With every take out cup at Starbucks, 100 won (10 cents US) is added to the cost of your drink. If you return your cup, you get the 100 won back. However, since we were no where near the Starbucks I decided to do something drastic--contribute to the trash pile. Hey, you know what they say..."when in Rome, do as the Romans do". Watch and learn how it's done, people:

If we chose to return to Starbucks, we would get a refund from one of these handy machines. It's based on the "honor system" so you could be evil and get an extra 100 won (I don't know who would do that though--this video is from a previous occasion!). Check out the video to see what I mean:

Do you think having less garbage cans will result in less trash? What do you do with your garbage when you're down in the subway stations?


Helena said...

Hey, at least people are piling it up nicely. I suppose someone's employed to come around and pick it up every once in a while?

Ooh, can you pick out Starbucks cups from the pile and take them all in and get some cash?

lowlight said...

It's like that in Japan too... no garbage cans anywhere!!! So annoying! I have never seen a garbage pile like that though, so I'm not sure where it all ends up.

Redderick Milla said...

Gets on my nerves as well. I wouldn't have thunk it would reduce garbage, but I guess the numbers prove it. Still, I hve seen piles of garbage at the base of every tree in Jogno and major city centers. Myself, I'd much prefer the old school garbage can.

Gary said...

Helena: haha, I was thinking about that. I used to collect pop cans and bottles when I was younger...free money!

Carl: It's the worst when you're sick and you have a runny nose--where the heck am I supposed to put my nasty tissue? Back into my pocket?!

Red: It makes for an eyesore to see random piles of garbage on every street corner. Wouldn't it be easier for the cleaner to pick up a bag?

Unknown said...

Hi! I really love your blog! I just happened to find it today! I can sort of relate to some of the things you mention here since I taught overseas (in Japan) for a few years too.

Anonymous said...


i left seoul 2 months ago, & when reflecting on the ubiquitous garbage scene in korea, as *helena* says, it's decent that at least when a pile is started, the pile grows instead of scattering about. the peasants that pick the garbage up to temporarily tidy up the dirty spot have got a crummy job, pho shizzle. it seems like citizens -- & visitors -- get the hint as to how to dispose of their garbage; it's straighforward enough. when i was prancing through town -- above ground or under -- i'd just carry my gum wrappers or whatnot w/ me in my pockets or daypack. (is it retarded to carry a daypack when wandering seoul??)
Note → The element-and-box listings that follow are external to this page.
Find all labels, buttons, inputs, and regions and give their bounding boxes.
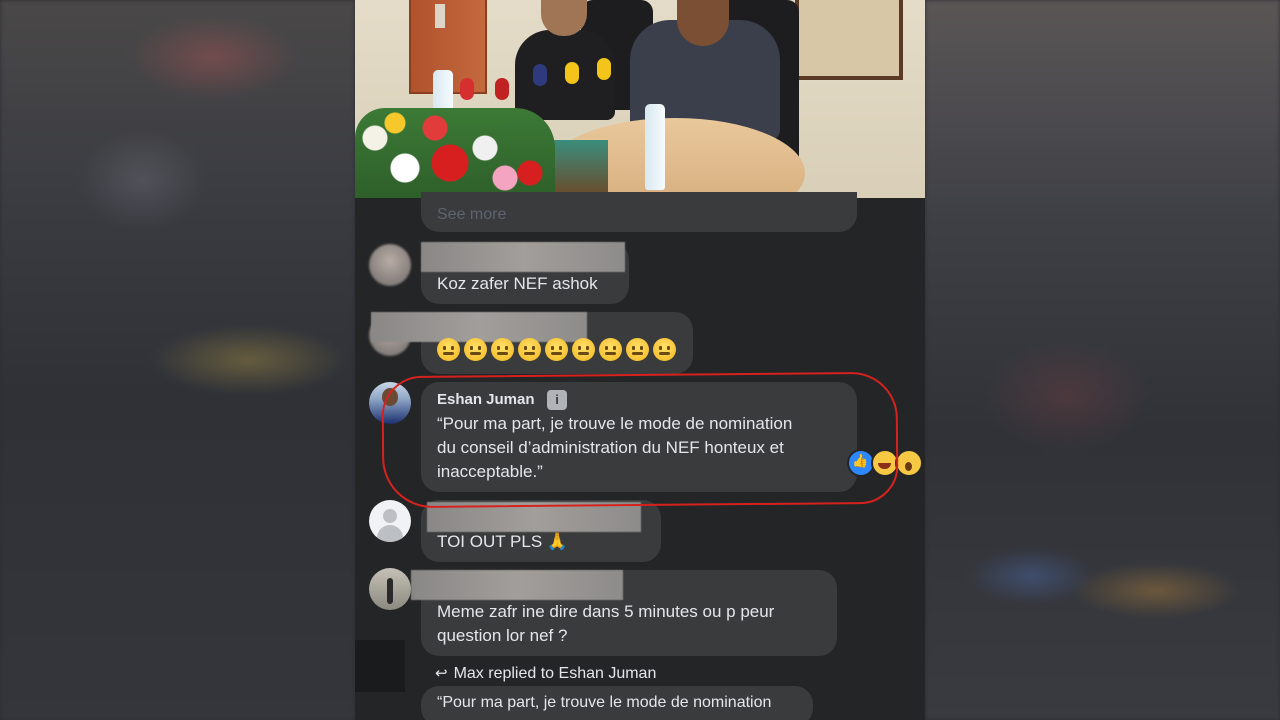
avatar-default[interactable]	[369, 500, 411, 542]
red-highlight-circle	[381, 371, 899, 509]
microphone	[597, 58, 611, 80]
microphone	[533, 64, 547, 86]
comment-bubble[interactable]: TOI OUT PLS 🙏	[421, 500, 661, 562]
comment-bubble[interactable]: Koz zafer NEF ashok	[421, 242, 629, 304]
slightly-smiling-face-emoji	[626, 338, 649, 361]
comment-text: TOI OUT PLS 🙏	[437, 532, 569, 551]
reply-arrow-icon: ↩	[435, 665, 448, 682]
avatar[interactable]	[369, 244, 411, 286]
slightly-smiling-face-emoji	[491, 338, 514, 361]
reply-quote-text: “Pour ma part, je trouve le mode de nomi…	[437, 694, 772, 711]
comment-text: Koz zafer NEF ashok	[437, 274, 598, 293]
microphone	[495, 78, 509, 100]
comment-text: Meme zafr ine dire dans 5 minutes ou p p…	[437, 602, 775, 645]
redacted-name	[421, 242, 625, 272]
blurred-background-right	[925, 0, 1280, 720]
photo-frame	[795, 0, 903, 80]
emoji-row	[437, 338, 676, 361]
blurred-background-left	[0, 0, 355, 720]
water-bottle	[645, 104, 665, 190]
post-photo[interactable]	[355, 0, 925, 198]
slightly-smiling-face-emoji	[464, 338, 487, 361]
avatar[interactable]	[369, 568, 411, 610]
reply-label: Max replied to Eshan Juman	[453, 665, 657, 682]
comment-thread-screenshot: See more Koz zafer NEF ashok Eshan Juman…	[355, 0, 925, 720]
see-more-link[interactable]: See more	[437, 206, 506, 224]
microphone	[565, 62, 579, 84]
redacted-name	[411, 570, 623, 600]
flower-arrangement	[355, 108, 555, 198]
slightly-smiling-face-emoji	[572, 338, 595, 361]
microphone	[460, 78, 474, 100]
slightly-smiling-face-emoji	[518, 338, 541, 361]
default-avatar-head	[383, 509, 397, 523]
reply-indicator[interactable]: ↩ Max replied to Eshan Juman	[435, 664, 656, 683]
comment-bubble[interactable]: Meme zafr ine dire dans 5 minutes ou p p…	[411, 570, 837, 656]
comment-bubble[interactable]	[371, 312, 693, 374]
slightly-smiling-face-emoji	[599, 338, 622, 361]
slightly-smiling-face-emoji	[653, 338, 676, 361]
dark-thumbnail	[355, 640, 405, 692]
wow-reaction-icon	[895, 449, 923, 477]
tissue-box	[550, 140, 608, 196]
slightly-smiling-face-emoji	[437, 338, 460, 361]
slightly-smiling-face-emoji	[545, 338, 568, 361]
default-avatar-body	[377, 525, 403, 542]
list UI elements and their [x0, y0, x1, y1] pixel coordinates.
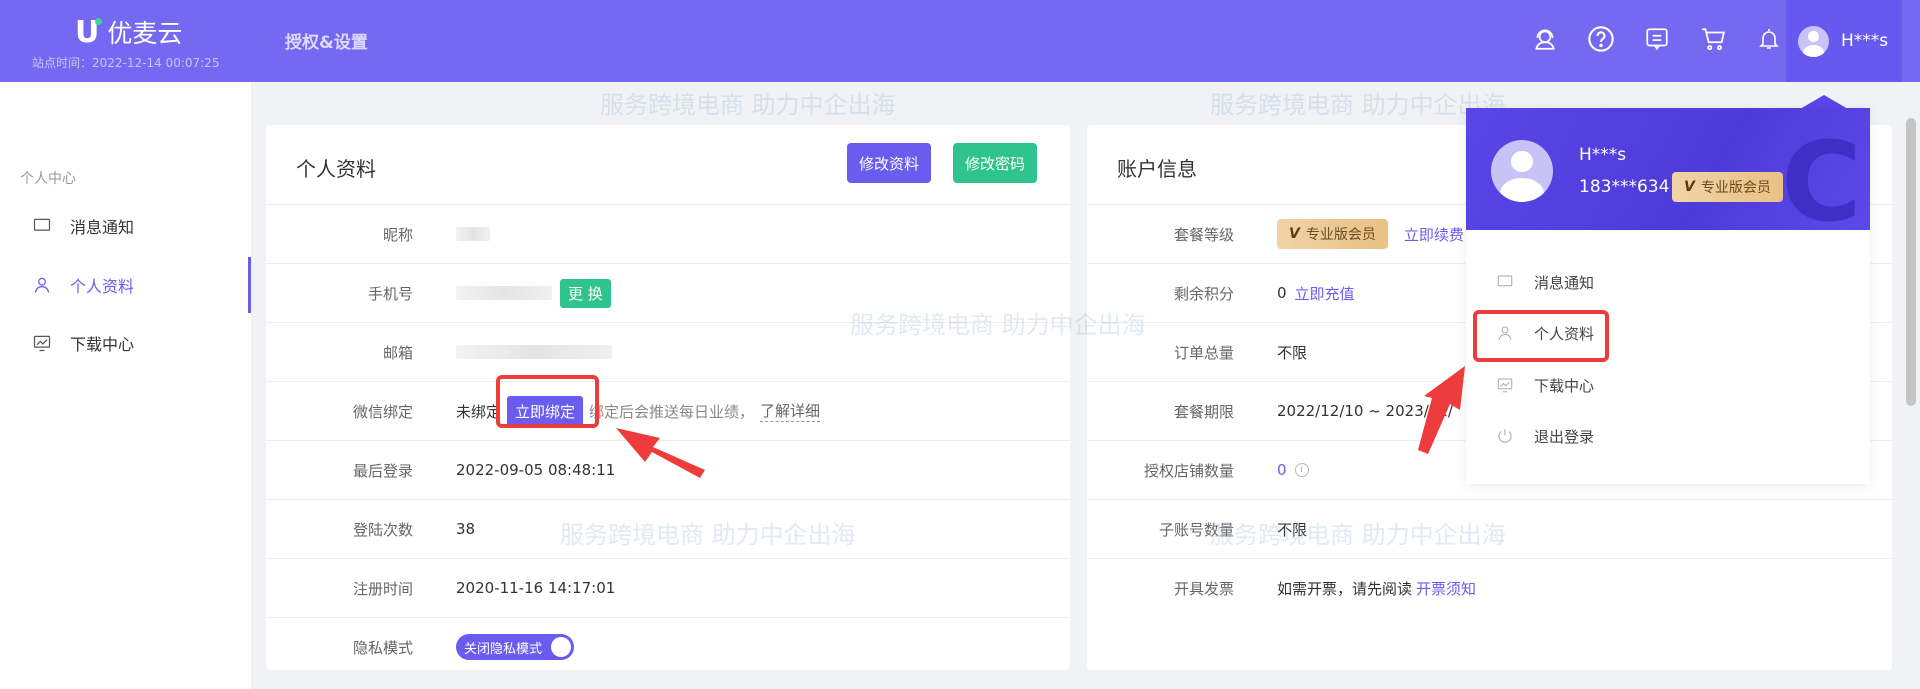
annotation-arrows	[616, 366, 1465, 478]
annotation-arrow-icon	[1418, 366, 1465, 454]
annotation-arrow-icon	[616, 428, 705, 478]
about the terrorism threat by putting forth garbage cans, i think that's ridiculous for politicians to think it's relevant to eradicate these purposeful contraptions (garbage cans) so to avoid getting blown to bits. true, people get the hint of where to put garbage, but it takes a lot more time for somebody to clean that s*** up that simply carrying a bag somewhere. ... it makes me think that w/ people getting in the know so quickly about where to slam dunk their garbage, the ministries of WHATEVER don't need to hesitate about spending won for garbage receptacles. i noticed in beijing that many garbage cans don't have bags; the attendant shows up to clean, opens the hatch, & garbage comes flowing out onto the walkway. lovely!!



Jennii said...

Great blog! I'm doing the Korea thing too... I'm in Suwon, which also suffers from multiplying garbage piles syndrom.

The hypocracy is unsettling- The rigid garbage laws and efforts to recycle do not co-operate with the lack of public trash opportunities.
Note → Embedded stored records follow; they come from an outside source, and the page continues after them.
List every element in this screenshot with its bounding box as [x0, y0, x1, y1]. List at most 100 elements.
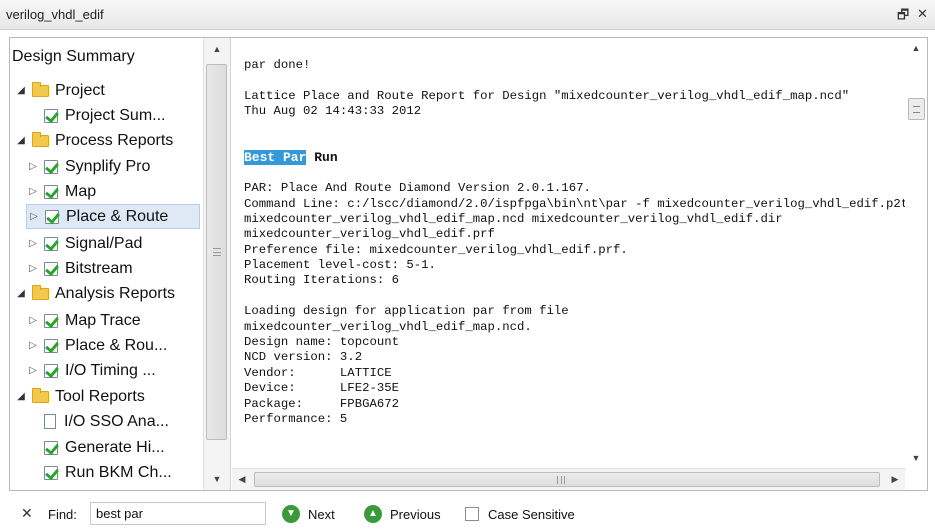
report-line: Design name: topcount — [244, 335, 399, 350]
find-input[interactable] — [90, 502, 266, 525]
report-line — [244, 289, 904, 304]
tree-item[interactable]: ◢ Analysis Reports — [14, 281, 175, 306]
expand-arrow-icon[interactable]: ▷ — [26, 315, 40, 326]
check-icon — [44, 184, 58, 199]
report-line: mixedcounter_verilog_vhdl_edif.prf — [244, 227, 495, 242]
report-text: par done! Lattice Place and Route Report … — [244, 58, 909, 427]
check-icon — [44, 363, 58, 378]
tree-item[interactable]: I/O SSO Ana... — [26, 409, 169, 434]
report-line: PAR: Place And Route Diamond Version 2.0… — [244, 181, 591, 196]
report-line: Thu Aug 02 14:43:33 2012 — [244, 104, 422, 119]
report-line: mixedcounter_verilog_vhdl_edif_map.ncd m… — [244, 211, 783, 226]
scroll-up-icon[interactable]: ▲ — [905, 38, 927, 58]
heading-rest: Run — [306, 150, 338, 166]
tree-item-label: Synplify Pro — [65, 157, 151, 175]
scroll-down-icon[interactable]: ▼ — [204, 468, 230, 490]
collapse-arrow-icon[interactable]: ◢ — [14, 391, 28, 402]
tree-item-label: Place & Route — [66, 207, 169, 225]
close-find-icon[interactable]: ✕ — [21, 505, 33, 522]
tree-item[interactable]: ▷ Map Trace — [26, 308, 140, 333]
document-icon — [44, 414, 56, 429]
tree-header[interactable]: Design Summary — [10, 38, 202, 70]
tree-item[interactable]: ▷ Signal/Pad — [26, 231, 142, 256]
case-sensitive-label: Case Sensitive — [488, 506, 575, 522]
checkbox-icon[interactable] — [465, 507, 479, 521]
report-scroll-thumb[interactable] — [908, 98, 925, 120]
next-label: Next — [308, 506, 335, 522]
report-line: NCD version: 3.2 — [244, 350, 363, 365]
report-line: Preference file: mixedcounter_verilog_vh… — [244, 242, 628, 257]
tree-item-label: Process Reports — [55, 131, 174, 149]
collapse-arrow-icon[interactable]: ◢ — [14, 85, 28, 96]
folder-icon — [32, 387, 49, 403]
collapse-arrow-icon[interactable]: ◢ — [14, 288, 28, 299]
close-icon[interactable]: ✕ — [917, 6, 928, 22]
expand-arrow-icon[interactable]: ▷ — [26, 238, 40, 249]
check-icon — [44, 236, 58, 251]
tree-item[interactable]: Generate Hi... — [26, 435, 165, 460]
tree-item-label: Signal/Pad — [65, 234, 143, 252]
tree-item[interactable]: Project Sum... — [26, 103, 165, 128]
expand-arrow-icon[interactable]: ▷ — [27, 211, 41, 222]
report-line: mixedcounter_verilog_vhdl_edif_map.ncd. — [244, 319, 532, 334]
report-line — [244, 135, 904, 150]
tree-scrollbar[interactable]: ▲ ▼ — [203, 38, 230, 490]
report-hscroll-thumb[interactable] — [254, 472, 880, 487]
tree-item-label: Project — [55, 81, 105, 99]
check-icon — [44, 108, 58, 123]
tree-item-label: Project Sum... — [65, 106, 166, 124]
report-line: Command Line: c:/lscc/diamond/2.0/ispfpg… — [244, 196, 909, 211]
report-line: Lattice Place and Route Report for Desig… — [244, 88, 850, 103]
tree-item-label: Run BKM Ch... — [65, 463, 172, 481]
tree-item[interactable]: Run BKM Ch... — [26, 460, 172, 485]
tree-item-label: Analysis Reports — [55, 284, 176, 302]
case-sensitive-checkbox[interactable]: Case Sensitive — [465, 503, 575, 525]
expand-arrow-icon[interactable]: ▷ — [26, 161, 40, 172]
expand-arrow-icon[interactable]: ▷ — [26, 340, 40, 351]
tree-item[interactable]: ◢ Tool Reports — [14, 384, 145, 409]
next-button[interactable]: ▼ Next — [282, 503, 335, 525]
report-line: Vendor: LATTICE — [244, 365, 392, 380]
report-line — [244, 166, 904, 181]
tree-item[interactable]: ◢ Process Reports — [14, 128, 173, 153]
tree-item[interactable]: ▷ Synplify Pro — [26, 154, 150, 179]
report-vertical-scrollbar[interactable]: ▲ ▼ — [905, 38, 927, 468]
previous-label: Previous — [390, 506, 441, 522]
tree-item-label: I/O SSO Ana... — [64, 412, 169, 430]
folder-icon — [32, 131, 49, 147]
report-horizontal-scrollbar[interactable]: ◀ ▶ — [232, 468, 905, 490]
report-line: Best Par Run — [244, 150, 904, 166]
tree-item[interactable]: ▷ Bitstream — [26, 256, 132, 281]
report-line: Placement level-cost: 5-1. — [244, 258, 436, 273]
tree-item-label: Map — [65, 182, 97, 200]
tree-item-label: Generate Hi... — [65, 438, 165, 456]
tree-item[interactable]: ▷ Map — [26, 179, 96, 204]
tree-item-label: I/O Timing ... — [65, 361, 156, 379]
report-panel: Design Summary ◢ Project Project Sum... ◢ Pr… — [9, 37, 928, 491]
tree-item-label: Place & Rou... — [65, 336, 168, 354]
expand-arrow-icon[interactable]: ▷ — [26, 186, 40, 197]
tree-scroll-thumb[interactable] — [206, 64, 227, 440]
arrow-up-icon: ▲ — [364, 505, 382, 523]
search-highlight: Best Par — [244, 150, 307, 166]
scroll-right-icon[interactable]: ▶ — [885, 469, 905, 490]
tree-item[interactable]: ▷ Place & Route — [26, 204, 200, 229]
report-view[interactable]: par done! Lattice Place and Route Report … — [232, 38, 927, 490]
previous-button[interactable]: ▲ Previous — [364, 503, 441, 525]
restore-icon[interactable]: 🗗 — [897, 6, 909, 28]
report-line — [244, 120, 904, 135]
collapse-arrow-icon[interactable]: ◢ — [14, 135, 28, 146]
report-line: Routing Iterations: 6 — [244, 273, 399, 288]
tree-item[interactable]: ▷ Place & Rou... — [26, 333, 167, 358]
scroll-down-icon[interactable]: ▼ — [905, 448, 927, 468]
report-line — [244, 73, 904, 88]
tree-item[interactable]: ▷ I/O Timing ... — [26, 358, 156, 383]
check-icon — [44, 338, 58, 353]
check-icon — [44, 465, 58, 480]
tree-item[interactable]: ◢ Project — [14, 78, 105, 103]
scroll-left-icon[interactable]: ◀ — [232, 469, 252, 490]
report-line: Loading design for application par from … — [244, 304, 569, 319]
expand-arrow-icon[interactable]: ▷ — [26, 263, 40, 274]
expand-arrow-icon[interactable]: ▷ — [26, 365, 40, 376]
scroll-up-icon[interactable]: ▲ — [204, 38, 230, 60]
I have seen see-through garbage cans- which seem to be a perfect solution. I don't believe that bomb fear is a valid excuse for a perpetual wasteland.
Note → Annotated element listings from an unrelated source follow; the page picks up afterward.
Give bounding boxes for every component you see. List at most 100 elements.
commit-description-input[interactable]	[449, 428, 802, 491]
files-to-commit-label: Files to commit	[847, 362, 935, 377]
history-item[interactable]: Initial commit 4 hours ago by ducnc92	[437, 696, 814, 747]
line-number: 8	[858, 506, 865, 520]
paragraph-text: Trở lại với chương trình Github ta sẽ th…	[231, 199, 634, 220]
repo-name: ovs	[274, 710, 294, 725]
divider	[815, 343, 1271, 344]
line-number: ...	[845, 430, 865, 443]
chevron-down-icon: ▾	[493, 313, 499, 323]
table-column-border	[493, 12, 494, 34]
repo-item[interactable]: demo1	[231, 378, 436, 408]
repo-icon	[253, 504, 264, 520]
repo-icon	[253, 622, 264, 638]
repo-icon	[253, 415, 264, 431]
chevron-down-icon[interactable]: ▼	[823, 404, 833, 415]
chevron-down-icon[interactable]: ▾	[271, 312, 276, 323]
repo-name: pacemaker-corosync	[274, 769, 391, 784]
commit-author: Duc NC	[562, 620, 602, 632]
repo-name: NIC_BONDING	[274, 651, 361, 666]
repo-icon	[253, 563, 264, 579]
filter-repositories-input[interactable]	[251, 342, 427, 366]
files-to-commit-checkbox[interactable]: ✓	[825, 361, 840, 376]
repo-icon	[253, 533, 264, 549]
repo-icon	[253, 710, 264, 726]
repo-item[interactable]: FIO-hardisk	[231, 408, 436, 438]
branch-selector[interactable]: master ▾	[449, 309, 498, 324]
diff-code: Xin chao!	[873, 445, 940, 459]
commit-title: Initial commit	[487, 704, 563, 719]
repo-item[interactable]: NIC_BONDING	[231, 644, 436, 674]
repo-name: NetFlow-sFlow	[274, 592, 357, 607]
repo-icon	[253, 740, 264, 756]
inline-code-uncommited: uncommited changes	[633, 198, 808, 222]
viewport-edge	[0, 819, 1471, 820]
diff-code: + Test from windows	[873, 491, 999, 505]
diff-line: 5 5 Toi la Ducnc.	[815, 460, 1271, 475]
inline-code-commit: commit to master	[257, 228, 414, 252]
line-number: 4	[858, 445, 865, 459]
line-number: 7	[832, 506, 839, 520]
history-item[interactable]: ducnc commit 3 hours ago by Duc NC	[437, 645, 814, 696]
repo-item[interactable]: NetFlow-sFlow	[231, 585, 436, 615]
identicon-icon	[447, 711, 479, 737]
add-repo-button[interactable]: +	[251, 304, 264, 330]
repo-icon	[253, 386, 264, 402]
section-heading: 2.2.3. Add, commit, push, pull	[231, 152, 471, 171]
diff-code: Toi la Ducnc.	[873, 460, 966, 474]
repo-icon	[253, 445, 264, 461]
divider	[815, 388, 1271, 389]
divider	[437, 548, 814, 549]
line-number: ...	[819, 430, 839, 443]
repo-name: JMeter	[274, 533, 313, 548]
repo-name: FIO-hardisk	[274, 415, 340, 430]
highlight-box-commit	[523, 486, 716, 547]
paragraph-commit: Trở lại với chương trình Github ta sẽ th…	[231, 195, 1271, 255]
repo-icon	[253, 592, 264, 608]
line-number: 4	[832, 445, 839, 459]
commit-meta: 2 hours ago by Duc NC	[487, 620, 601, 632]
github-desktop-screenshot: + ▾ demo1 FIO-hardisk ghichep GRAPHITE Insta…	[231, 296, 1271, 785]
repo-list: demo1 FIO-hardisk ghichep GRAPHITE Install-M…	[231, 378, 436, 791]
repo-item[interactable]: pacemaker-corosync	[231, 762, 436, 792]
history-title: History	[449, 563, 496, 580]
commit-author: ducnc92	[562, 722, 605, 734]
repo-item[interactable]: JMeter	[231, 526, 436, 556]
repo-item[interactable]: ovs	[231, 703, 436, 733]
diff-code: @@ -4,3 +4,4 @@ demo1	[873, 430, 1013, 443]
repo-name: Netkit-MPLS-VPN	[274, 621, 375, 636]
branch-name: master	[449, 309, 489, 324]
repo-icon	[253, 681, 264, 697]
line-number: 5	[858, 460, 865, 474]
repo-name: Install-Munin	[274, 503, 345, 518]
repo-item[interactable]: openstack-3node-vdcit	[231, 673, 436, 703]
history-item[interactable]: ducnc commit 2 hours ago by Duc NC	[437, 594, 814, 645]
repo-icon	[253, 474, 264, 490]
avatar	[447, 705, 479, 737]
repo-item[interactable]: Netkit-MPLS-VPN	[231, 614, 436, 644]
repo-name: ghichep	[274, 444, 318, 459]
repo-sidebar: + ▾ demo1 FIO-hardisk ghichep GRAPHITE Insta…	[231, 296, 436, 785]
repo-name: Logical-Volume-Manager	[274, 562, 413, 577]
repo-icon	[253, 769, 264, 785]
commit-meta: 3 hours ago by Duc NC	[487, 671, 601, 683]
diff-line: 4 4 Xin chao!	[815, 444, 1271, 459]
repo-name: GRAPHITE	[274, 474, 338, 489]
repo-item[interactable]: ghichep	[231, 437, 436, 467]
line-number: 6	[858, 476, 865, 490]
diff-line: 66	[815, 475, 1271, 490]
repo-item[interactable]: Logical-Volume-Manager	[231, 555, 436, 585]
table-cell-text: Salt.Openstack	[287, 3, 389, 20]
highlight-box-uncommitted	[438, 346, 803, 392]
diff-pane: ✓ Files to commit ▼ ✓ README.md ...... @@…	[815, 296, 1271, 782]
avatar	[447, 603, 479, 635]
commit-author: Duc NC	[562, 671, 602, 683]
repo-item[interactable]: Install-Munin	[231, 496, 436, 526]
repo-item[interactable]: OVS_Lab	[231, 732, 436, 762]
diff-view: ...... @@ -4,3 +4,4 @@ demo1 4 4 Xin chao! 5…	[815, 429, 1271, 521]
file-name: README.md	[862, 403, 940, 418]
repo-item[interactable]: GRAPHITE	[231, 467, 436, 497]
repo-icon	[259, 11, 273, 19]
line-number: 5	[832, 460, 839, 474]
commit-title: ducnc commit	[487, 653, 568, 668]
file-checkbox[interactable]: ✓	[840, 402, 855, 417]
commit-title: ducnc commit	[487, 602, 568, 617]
South Korea (well what I've seen so far) is beautiful and the garbage piles make me discouraged! I witness litter bug action on a daily basis and I believe it's a worse offense than J-walking (which is a major faux-pas).

Sidenote: I'm a newbie to South Korean living and am struggling with the concept of waste disposal... What do I do with my stuff? aghhhh recycling is time-consuming. Any tips would be appreciated.